Text by CLOT Magazine
synthesis gallery is a first-of-its-kind space dedicated to the VR artform. A fusion of technology and art, it brings immersive virtual reality experiences produced by established and rising avant-garde creatives that experiment with the thin line between the physical and virtual worlds.
It is a place to lose yourself in the transient state between dreamland and reality and explore the uncharted territories of your own mind. Different media are merged together, and conventional artforms entwine with VR technology to create extraordinary encounters. Founded by George Vitale in 2017 in New York, synthesis opened its doors to the public in Berlin last year and has consistently been chosen to participate in Berlin Art Week.
The gallery returns to Berlin Art Week in 2019, opening its season with A New Jerusalem by Michael Takeo Magruder on September 11. The Book of Revelation describes a path from destruction to redemption and unveiling in the form of a new holy city called New Jerusalem rising from the ashes of the old world. A New Jerusalem is an immersive VR installation that aims to represent the hopeful message of the Book’s narrative.

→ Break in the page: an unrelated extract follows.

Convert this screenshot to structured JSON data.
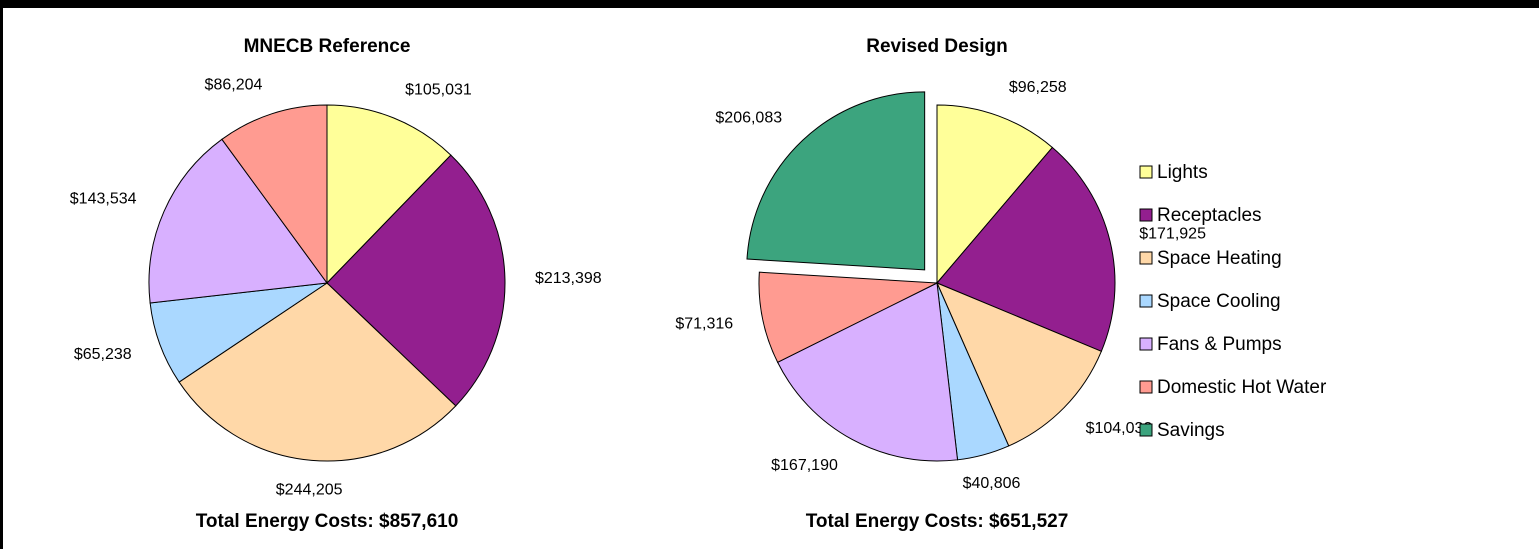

The viewers can step into the shoes of the storyteller, John the Seer, and experience this magnificent megalopolis. The foundation of the city’s design and architecture is based entirely on the descriptions from the Book. At the same time, some details have been filled in using Google Maps data of Jerusalem today. The resulting imagined city is not completely alien but an amalgamation of real-life and fantasy, urging the visitors to ponder about devastation and rebirth.
Last season the gallery held ten events spanning a variety of media, from poetry and dance to sculpture and photography all elegantly interlaced with VR exploring the most diverse topics. Same But Different by Marc Lee, for instance, highlighted the evolutionary nature of modern digital technology by submerging visitors into virtual landscapes endlessly shifting and reforming due to the continuous influx of new photos, videos, and sounds posted to social media networks in real-time.
By contrast, Yu Hong and Nikita Shalenny experimented with more abstract ideas like the altered passage of time in So Far, Still So Close, observing various timelines of the main character going back and forth through time. Some focused on the physical world, investigating the motion and impermanence of the transition of elements into different states (Bruteforce by A/A). In contrast, others examined real-life historical events and dissected them using pop culture and historical references (Woe From Wit by Adam Broomberg & Olivier Chanarin).